Recommendations for polling

The following are the best practices for using the HMS Collector polling:

  • Polling of air-cooled nodes should be disabled by default. Before nodes are booted, verify that cray-hms-hmcollector polling is disabled.

    • (ncn-mw#) To check if polling is disabled:

      kubectl get deployments.apps -n services cray-hms-hmcollector -o json | \
               jq '.spec.template.spec.containers[].env[]|select(.name=="POLLING_ENABLED")'
      
    • (ncn-mw#) To disable polling, if it is not already disabled:

      kubectl edit deployment -n services cray-hms-hmcollector
      

      Change the value for the POLLING_ENABLED environment variable to false in the spec: section. Save and quit the editor for the changes to take effect. The cray-hms-hmcollector pod will automatically restart.

  • (ncn-mw#) Only enable telemetry polling when needed, such as when running jobs.

    kubectl edit deployment -n services cray-hms-hmcollector
    

    Change the value for the POLLING_ENABLED environment variable to true in the spec: section. Save and quit the editor for the changes to take effect. The cray-hms-hmcollector pod will automatically restart.

  • (ncn-mw#) If BMCs are encountering issues at a high rate, then increase the polling interval. Do not set the polling interval to less than the default of 10 seconds.

    kubectl edit deployment -n services cray-hms-hmcollector
    

    Change the value for the POLLING_INTERVAL environment variable to the selected rate in seconds. This value is located in the spec: section. Save and quit the editor for the changes to take effect. The cray-hms-hmcollector pod will automatically restart.

Reset BMCs in a bad state

Even with the polling recommendations above, it is still possible for the BMCs to end up in a bad state, necessitating a reset.
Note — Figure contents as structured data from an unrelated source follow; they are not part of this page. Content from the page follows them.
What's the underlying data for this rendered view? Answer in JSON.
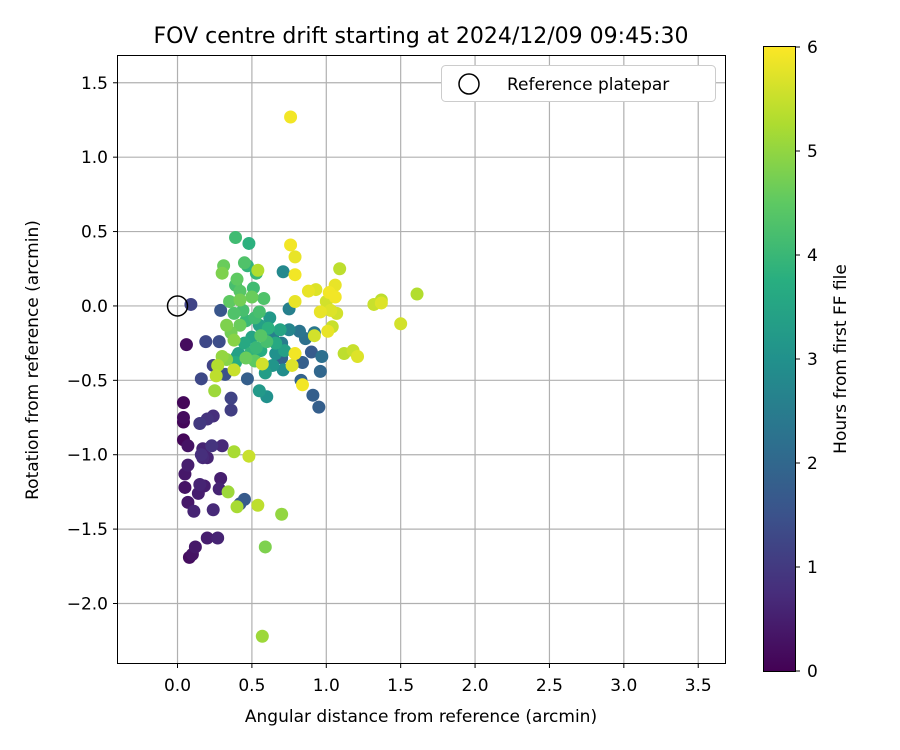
{
  "chart_data": {
    "type": "scatter",
    "title": "FOV centre drift starting at 2024/12/09 09:45:30",
    "xlabel": "Angular distance from reference (arcmin)",
    "ylabel": "Rotation from reference (arcmin)",
    "xlim": [
      -0.4,
      3.68
    ],
    "ylim": [
      -2.4,
      1.68
    ],
    "xticks": [
      0.0,
      0.5,
      1.0,
      1.5,
      2.0,
      2.5,
      3.0,
      3.5
    ],
    "yticks": [
      -2.0,
      -1.5,
      -1.0,
      -0.5,
      0.0,
      0.5,
      1.0,
      1.5
    ],
    "xtick_labels": [
      "0.0",
      "0.5",
      "1.0",
      "1.5",
      "2.0",
      "2.5",
      "3.0",
      "3.5"
    ],
    "ytick_labels": [
      "−2.0",
      "−1.5",
      "−1.0",
      "−0.5",
      "0.0",
      "0.5",
      "1.0",
      "1.5"
    ],
    "grid": true,
    "legend": {
      "position": "top-right",
      "entries": [
        "Reference platepar"
      ]
    },
    "reference_point": {
      "x": 0.0,
      "y": 0.0
    },
    "colorbar": {
      "label": "Hours from first FF file",
      "range": [
        0,
        6
      ],
      "ticks": [
        0,
        1,
        2,
        3,
        4,
        5,
        6
      ],
      "colormap": "viridis"
    },
    "points": [
      {
        "x": 0.06,
        "y": -0.26,
        "h": 0.2
      },
      {
        "x": 0.04,
        "y": -0.65,
        "h": 0.1
      },
      {
        "x": 0.04,
        "y": -0.75,
        "h": 0.2
      },
      {
        "x": 0.04,
        "y": -0.78,
        "h": 0.1
      },
      {
        "x": 0.04,
        "y": -0.9,
        "h": 0.1
      },
      {
        "x": 0.07,
        "y": -0.94,
        "h": 0.3
      },
      {
        "x": 0.05,
        "y": -1.13,
        "h": 0.4
      },
      {
        "x": 0.07,
        "y": -1.07,
        "h": 0.5
      },
      {
        "x": 0.05,
        "y": -1.22,
        "h": 0.3
      },
      {
        "x": 0.07,
        "y": -1.32,
        "h": 0.4
      },
      {
        "x": 0.08,
        "y": -1.69,
        "h": 0.2
      },
      {
        "x": 0.1,
        "y": -1.67,
        "h": 0.3
      },
      {
        "x": 0.12,
        "y": -1.62,
        "h": 0.4
      },
      {
        "x": 0.11,
        "y": -1.38,
        "h": 0.6
      },
      {
        "x": 0.14,
        "y": -1.26,
        "h": 0.5
      },
      {
        "x": 0.15,
        "y": -1.2,
        "h": 0.6
      },
      {
        "x": 0.18,
        "y": -1.21,
        "h": 0.5
      },
      {
        "x": 0.2,
        "y": -1.56,
        "h": 0.5
      },
      {
        "x": 0.27,
        "y": -1.56,
        "h": 0.6
      },
      {
        "x": 0.24,
        "y": -1.37,
        "h": 0.7
      },
      {
        "x": 0.29,
        "y": -1.16,
        "h": 0.5
      },
      {
        "x": 0.28,
        "y": -1.23,
        "h": 0.6
      },
      {
        "x": 0.17,
        "y": -0.96,
        "h": 0.6
      },
      {
        "x": 0.16,
        "y": -1.0,
        "h": 0.8
      },
      {
        "x": 0.2,
        "y": -1.02,
        "h": 0.6
      },
      {
        "x": 0.23,
        "y": -0.94,
        "h": 0.9
      },
      {
        "x": 0.3,
        "y": -0.94,
        "h": 0.7
      },
      {
        "x": 0.17,
        "y": -1.02,
        "h": 0.7
      },
      {
        "x": 0.15,
        "y": -0.79,
        "h": 1.0
      },
      {
        "x": 0.2,
        "y": -0.76,
        "h": 0.9
      },
      {
        "x": 0.24,
        "y": -0.74,
        "h": 0.8
      },
      {
        "x": 0.36,
        "y": -0.7,
        "h": 1.1
      },
      {
        "x": 0.36,
        "y": -0.62,
        "h": 1.2
      },
      {
        "x": 0.16,
        "y": -0.49,
        "h": 1.3
      },
      {
        "x": 0.24,
        "y": -0.4,
        "h": 1.2
      },
      {
        "x": 0.19,
        "y": -0.24,
        "h": 1.3
      },
      {
        "x": 0.28,
        "y": -0.24,
        "h": 1.4
      },
      {
        "x": 0.09,
        "y": 0.01,
        "h": 1.2
      },
      {
        "x": 0.29,
        "y": -0.03,
        "h": 1.6
      },
      {
        "x": 0.32,
        "y": -0.46,
        "h": 1.5
      },
      {
        "x": 0.45,
        "y": -1.3,
        "h": 1.7
      },
      {
        "x": 0.42,
        "y": -1.33,
        "h": 1.6
      },
      {
        "x": 0.47,
        "y": -0.49,
        "h": 1.8
      },
      {
        "x": 0.7,
        "y": -0.35,
        "h": 1.9
      },
      {
        "x": 0.83,
        "y": -0.5,
        "h": 1.9
      },
      {
        "x": 0.84,
        "y": -0.38,
        "h": 1.8
      },
      {
        "x": 0.9,
        "y": -0.31,
        "h": 1.7
      },
      {
        "x": 0.96,
        "y": -0.44,
        "h": 2.0
      },
      {
        "x": 0.91,
        "y": -0.6,
        "h": 1.8
      },
      {
        "x": 0.95,
        "y": -0.68,
        "h": 1.8
      },
      {
        "x": 0.97,
        "y": -0.34,
        "h": 2.2
      },
      {
        "x": 0.92,
        "y": -0.18,
        "h": 2.4
      },
      {
        "x": 0.86,
        "y": -0.22,
        "h": 2.2
      },
      {
        "x": 0.82,
        "y": -0.17,
        "h": 2.3
      },
      {
        "x": 0.7,
        "y": -0.25,
        "h": 2.5
      },
      {
        "x": 0.64,
        "y": -0.21,
        "h": 2.6
      },
      {
        "x": 0.75,
        "y": -0.02,
        "h": 2.6
      },
      {
        "x": 0.71,
        "y": 0.23,
        "h": 2.8
      },
      {
        "x": 0.6,
        "y": -0.61,
        "h": 3.0
      },
      {
        "x": 0.55,
        "y": -0.57,
        "h": 3.2
      },
      {
        "x": 0.71,
        "y": -0.43,
        "h": 2.9
      },
      {
        "x": 0.64,
        "y": -0.4,
        "h": 3.1
      },
      {
        "x": 0.59,
        "y": -0.45,
        "h": 3.3
      },
      {
        "x": 0.66,
        "y": -0.32,
        "h": 3.0
      },
      {
        "x": 0.75,
        "y": -0.16,
        "h": 2.7
      },
      {
        "x": 0.62,
        "y": -0.08,
        "h": 3.2
      },
      {
        "x": 0.55,
        "y": -0.13,
        "h": 3.4
      },
      {
        "x": 0.5,
        "y": -0.21,
        "h": 3.5
      },
      {
        "x": 0.45,
        "y": -0.25,
        "h": 3.6
      },
      {
        "x": 0.41,
        "y": -0.32,
        "h": 3.4
      },
      {
        "x": 0.4,
        "y": -0.34,
        "h": 3.3
      },
      {
        "x": 0.39,
        "y": -0.38,
        "h": 3.7
      },
      {
        "x": 0.48,
        "y": 0.42,
        "h": 3.8
      },
      {
        "x": 0.39,
        "y": 0.46,
        "h": 4.1
      },
      {
        "x": 0.47,
        "y": 0.27,
        "h": 3.9
      },
      {
        "x": 0.53,
        "y": 0.22,
        "h": 4.0
      },
      {
        "x": 0.51,
        "y": 0.12,
        "h": 4.1
      },
      {
        "x": 0.45,
        "y": 0.29,
        "h": 4.3
      },
      {
        "x": 0.39,
        "y": 0.14,
        "h": 4.2
      },
      {
        "x": 0.42,
        "y": 0.1,
        "h": 4.4
      },
      {
        "x": 0.35,
        "y": 0.03,
        "h": 4.5
      },
      {
        "x": 0.38,
        "y": -0.05,
        "h": 4.3
      },
      {
        "x": 0.44,
        "y": -0.03,
        "h": 4.2
      },
      {
        "x": 0.46,
        "y": -0.1,
        "h": 4.0
      },
      {
        "x": 0.52,
        "y": -0.08,
        "h": 4.1
      },
      {
        "x": 0.55,
        "y": -0.04,
        "h": 4.2
      },
      {
        "x": 0.58,
        "y": 0.05,
        "h": 4.3
      },
      {
        "x": 0.61,
        "y": -0.15,
        "h": 3.8
      },
      {
        "x": 0.66,
        "y": -0.25,
        "h": 3.6
      },
      {
        "x": 0.69,
        "y": -0.16,
        "h": 3.5
      },
      {
        "x": 0.72,
        "y": -0.3,
        "h": 3.4
      },
      {
        "x": 0.56,
        "y": -0.3,
        "h": 3.7
      },
      {
        "x": 0.49,
        "y": -0.32,
        "h": 3.9
      },
      {
        "x": 0.53,
        "y": -0.28,
        "h": 4.0
      },
      {
        "x": 0.42,
        "y": -0.13,
        "h": 4.6
      },
      {
        "x": 0.36,
        "y": -0.18,
        "h": 4.7
      },
      {
        "x": 0.33,
        "y": -0.13,
        "h": 4.8
      },
      {
        "x": 0.38,
        "y": -0.23,
        "h": 4.9
      },
      {
        "x": 0.3,
        "y": 0.22,
        "h": 4.8
      },
      {
        "x": 0.31,
        "y": 0.27,
        "h": 4.6
      },
      {
        "x": 0.4,
        "y": 0.18,
        "h": 4.5
      },
      {
        "x": 0.42,
        "y": 0.04,
        "h": 4.7
      },
      {
        "x": 0.5,
        "y": 0.06,
        "h": 4.6
      },
      {
        "x": 0.46,
        "y": -0.35,
        "h": 4.6
      },
      {
        "x": 0.52,
        "y": -0.37,
        "h": 4.5
      },
      {
        "x": 0.6,
        "y": -0.24,
        "h": 4.2
      },
      {
        "x": 0.56,
        "y": -0.2,
        "h": 4.4
      },
      {
        "x": 0.3,
        "y": -0.34,
        "h": 5.0
      },
      {
        "x": 0.27,
        "y": -0.4,
        "h": 5.3
      },
      {
        "x": 0.26,
        "y": -0.47,
        "h": 5.4
      },
      {
        "x": 0.33,
        "y": -0.36,
        "h": 4.9
      },
      {
        "x": 0.25,
        "y": -0.57,
        "h": 5.1
      },
      {
        "x": 0.38,
        "y": -0.43,
        "h": 5.5
      },
      {
        "x": 0.54,
        "y": 0.24,
        "h": 5.3
      },
      {
        "x": 0.57,
        "y": -0.39,
        "h": 5.6
      },
      {
        "x": 0.38,
        "y": -0.98,
        "h": 5.2
      },
      {
        "x": 0.48,
        "y": -1.01,
        "h": 5.5
      },
      {
        "x": 0.34,
        "y": -1.25,
        "h": 5.1
      },
      {
        "x": 0.4,
        "y": -1.35,
        "h": 5.2
      },
      {
        "x": 0.54,
        "y": -1.34,
        "h": 5.4
      },
      {
        "x": 0.7,
        "y": -1.4,
        "h": 5.0
      },
      {
        "x": 0.59,
        "y": -1.62,
        "h": 4.8
      },
      {
        "x": 0.57,
        "y": -2.22,
        "h": 5.1
      },
      {
        "x": 0.76,
        "y": 1.27,
        "h": 5.9
      },
      {
        "x": 0.76,
        "y": 0.41,
        "h": 5.9
      },
      {
        "x": 0.79,
        "y": 0.33,
        "h": 5.8
      },
      {
        "x": 0.79,
        "y": 0.21,
        "h": 5.9
      },
      {
        "x": 0.79,
        "y": 0.03,
        "h": 5.8
      },
      {
        "x": 0.79,
        "y": -0.32,
        "h": 5.9
      },
      {
        "x": 0.77,
        "y": -0.4,
        "h": 5.7
      },
      {
        "x": 0.84,
        "y": -0.53,
        "h": 5.9
      },
      {
        "x": 0.92,
        "y": -0.2,
        "h": 5.6
      },
      {
        "x": 0.88,
        "y": 0.1,
        "h": 5.8
      },
      {
        "x": 0.93,
        "y": 0.11,
        "h": 5.7
      },
      {
        "x": 0.96,
        "y": -0.04,
        "h": 5.8
      },
      {
        "x": 1.0,
        "y": 0.03,
        "h": 5.6
      },
      {
        "x": 1.02,
        "y": 0.09,
        "h": 5.9
      },
      {
        "x": 1.03,
        "y": -0.03,
        "h": 5.7
      },
      {
        "x": 1.06,
        "y": 0.06,
        "h": 5.9
      },
      {
        "x": 1.06,
        "y": 0.14,
        "h": 5.8
      },
      {
        "x": 1.07,
        "y": -0.05,
        "h": 5.6
      },
      {
        "x": 1.04,
        "y": -0.14,
        "h": 5.5
      },
      {
        "x": 1.01,
        "y": -0.17,
        "h": 5.8
      },
      {
        "x": 1.09,
        "y": 0.25,
        "h": 5.4
      },
      {
        "x": 1.12,
        "y": -0.32,
        "h": 5.4
      },
      {
        "x": 1.18,
        "y": -0.3,
        "h": 5.5
      },
      {
        "x": 1.21,
        "y": -0.34,
        "h": 5.7
      },
      {
        "x": 1.32,
        "y": 0.01,
        "h": 5.5
      },
      {
        "x": 1.37,
        "y": 0.04,
        "h": 5.4
      },
      {
        "x": 1.37,
        "y": 0.02,
        "h": 5.7
      },
      {
        "x": 1.5,
        "y": -0.12,
        "h": 5.6
      },
      {
        "x": 1.61,
        "y": 0.08,
        "h": 5.3
      }
    ]
  }
}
(ncn#) To restart the BMCs:

read -s is used to prevent the password from being written to the screen or the shell history.

USERNAME=root
read -r -s -p "BMC ${USERNAME} password: " IPMI_PASSWORD
export IPMI_PASSWORD
ipmitool -H BMC_HOSTNAME -U "${USERNAME}" -E -I lanplus mc reset cold

If the reset does not recover the BMCs, then use the following steps to shut down the nodes, unplug the servers, and plug them back in:

  1. (ncn#) Shut down the nodes.

    For each server with a BMC in a bad state:

    ipmitool -H BMC_HOSTNAME -U "${USERNAME}" -E -I lanplus chassis power soft
    

    Wait 30 seconds after shutting down the nodes before proceeding.

  2. Unplug the server Power Supply Units (PSUs) and wait 30 seconds.

  3. Plug both server PSUs back in.

    Wait at least two minutes before proceeding.

  4. (ncn#) Verify that the BMCs are available again.

    ping -c 1 BMC_HOSTNAME
    
  5. (ncn#) Check the power state of the nodes.

    cray power status list --xnames LIST_OF_NODES
    

After these steps, the nodes should be ready to be booted again with the Boot Orchestration Service (BOS).